2. Allow consumers to be the product
Like it or not, modern society turns individuals into living brands — this is perhaps the most literal translation of Embodied Branding. After all, “conspicuous consumption” is more prevalent than ever, with endless outlets for capturing and broadcasting our identities in permanent records of who we are and how we’d like to be seen.
The way in which consumers fashion their appearances reveals less about consumer realities and more about how they imagine themselves. Savvy brands position their products and messaging as tools for consumers to curate and merge with as they express these idealized identities.
Consumers want to demonstrate belonging and group affiliation, while also distinguishing themselves. These consumer and brand alliances can then inform and facilitate that balance, as understood and filtered through the lens of the brand.
3. Democratize brand affiliation
The democratization of fashion has flattened the traditional image hierarchy. With the rise of street-style dominance and influencer-created trends, branded merch is at the center of this equalizing movement.
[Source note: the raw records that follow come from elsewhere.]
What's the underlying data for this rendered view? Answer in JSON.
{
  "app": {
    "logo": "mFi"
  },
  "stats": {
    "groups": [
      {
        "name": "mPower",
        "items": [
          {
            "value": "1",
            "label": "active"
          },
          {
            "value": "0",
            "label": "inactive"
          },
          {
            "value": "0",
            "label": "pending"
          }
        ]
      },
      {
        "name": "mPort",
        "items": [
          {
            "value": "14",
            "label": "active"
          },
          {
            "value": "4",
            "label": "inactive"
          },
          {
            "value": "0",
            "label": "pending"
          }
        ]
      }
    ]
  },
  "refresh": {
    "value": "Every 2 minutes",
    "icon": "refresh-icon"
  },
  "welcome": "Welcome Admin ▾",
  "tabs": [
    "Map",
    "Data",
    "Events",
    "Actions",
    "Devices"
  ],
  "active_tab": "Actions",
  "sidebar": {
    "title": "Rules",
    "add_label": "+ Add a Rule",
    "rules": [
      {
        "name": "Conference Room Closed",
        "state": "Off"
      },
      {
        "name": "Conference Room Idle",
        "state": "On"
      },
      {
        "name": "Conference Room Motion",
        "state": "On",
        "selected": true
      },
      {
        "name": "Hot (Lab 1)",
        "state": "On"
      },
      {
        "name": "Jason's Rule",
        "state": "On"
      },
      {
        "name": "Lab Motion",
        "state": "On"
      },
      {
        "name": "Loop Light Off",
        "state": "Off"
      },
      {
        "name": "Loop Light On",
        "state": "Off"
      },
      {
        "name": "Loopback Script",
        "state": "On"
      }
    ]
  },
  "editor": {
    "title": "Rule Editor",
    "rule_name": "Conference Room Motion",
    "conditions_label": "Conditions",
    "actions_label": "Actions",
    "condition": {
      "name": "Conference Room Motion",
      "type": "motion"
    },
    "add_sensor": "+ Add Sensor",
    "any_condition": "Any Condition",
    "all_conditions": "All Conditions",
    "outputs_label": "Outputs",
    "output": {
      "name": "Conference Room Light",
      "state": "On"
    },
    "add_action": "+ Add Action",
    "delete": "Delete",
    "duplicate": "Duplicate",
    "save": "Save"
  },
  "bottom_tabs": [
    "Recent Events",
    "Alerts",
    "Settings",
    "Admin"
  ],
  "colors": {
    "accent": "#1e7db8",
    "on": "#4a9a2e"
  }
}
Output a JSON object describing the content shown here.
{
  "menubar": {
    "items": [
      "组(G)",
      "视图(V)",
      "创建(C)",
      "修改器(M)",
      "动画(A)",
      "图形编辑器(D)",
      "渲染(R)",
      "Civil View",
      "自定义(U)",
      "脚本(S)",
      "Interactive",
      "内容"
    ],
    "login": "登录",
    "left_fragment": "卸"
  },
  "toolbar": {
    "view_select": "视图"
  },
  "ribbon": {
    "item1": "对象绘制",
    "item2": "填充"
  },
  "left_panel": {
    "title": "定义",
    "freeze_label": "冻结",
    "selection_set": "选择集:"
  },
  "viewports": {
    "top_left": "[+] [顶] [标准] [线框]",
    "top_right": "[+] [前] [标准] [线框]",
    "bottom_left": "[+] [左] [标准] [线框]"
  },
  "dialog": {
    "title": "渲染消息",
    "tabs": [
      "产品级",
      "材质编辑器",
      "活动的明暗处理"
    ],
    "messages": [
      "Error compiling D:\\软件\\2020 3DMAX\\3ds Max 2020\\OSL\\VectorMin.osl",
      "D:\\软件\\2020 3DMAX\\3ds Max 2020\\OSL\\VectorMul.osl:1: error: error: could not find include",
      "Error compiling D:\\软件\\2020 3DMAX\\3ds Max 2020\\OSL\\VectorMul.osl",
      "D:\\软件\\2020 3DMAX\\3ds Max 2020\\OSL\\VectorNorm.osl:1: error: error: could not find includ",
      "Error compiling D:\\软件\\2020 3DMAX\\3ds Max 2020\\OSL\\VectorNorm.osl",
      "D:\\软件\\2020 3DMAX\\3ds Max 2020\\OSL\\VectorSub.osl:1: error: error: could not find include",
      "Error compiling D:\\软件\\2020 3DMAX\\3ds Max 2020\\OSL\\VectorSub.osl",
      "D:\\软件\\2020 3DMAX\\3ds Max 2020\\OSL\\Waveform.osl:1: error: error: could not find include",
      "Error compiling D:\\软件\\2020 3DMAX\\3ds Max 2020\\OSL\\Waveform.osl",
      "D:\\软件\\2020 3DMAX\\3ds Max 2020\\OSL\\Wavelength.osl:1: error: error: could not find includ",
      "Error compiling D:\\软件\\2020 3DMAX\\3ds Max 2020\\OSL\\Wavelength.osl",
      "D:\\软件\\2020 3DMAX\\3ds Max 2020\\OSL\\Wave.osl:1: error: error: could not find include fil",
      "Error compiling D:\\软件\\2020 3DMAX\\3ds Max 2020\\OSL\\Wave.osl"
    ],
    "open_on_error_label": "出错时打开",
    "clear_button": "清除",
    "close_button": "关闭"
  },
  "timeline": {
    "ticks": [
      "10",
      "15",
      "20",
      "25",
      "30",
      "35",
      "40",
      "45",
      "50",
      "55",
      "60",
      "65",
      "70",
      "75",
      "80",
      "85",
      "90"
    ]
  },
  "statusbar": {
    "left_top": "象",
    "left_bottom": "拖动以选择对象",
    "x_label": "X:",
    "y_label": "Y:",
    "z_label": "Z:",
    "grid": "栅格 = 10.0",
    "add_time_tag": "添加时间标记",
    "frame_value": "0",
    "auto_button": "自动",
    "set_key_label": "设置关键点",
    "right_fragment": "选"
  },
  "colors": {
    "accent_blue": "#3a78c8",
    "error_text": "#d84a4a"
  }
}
That’s right — gone are the days of runway models and couture as the aspirational pinnacle for consumers; instead, they want relatable expressions of style and image with a clear path to replicating those looks in their own lives.
Direct-to-consumer brands cut out the middleman and connect directly with their would-be consumers who, in turn, quickly become self-appointed brand ambassadors. Large brands can follow-suit by offering comparably relatable campaigns led by “real” people, creating an instant and enduring “us” mindset amongst consumers.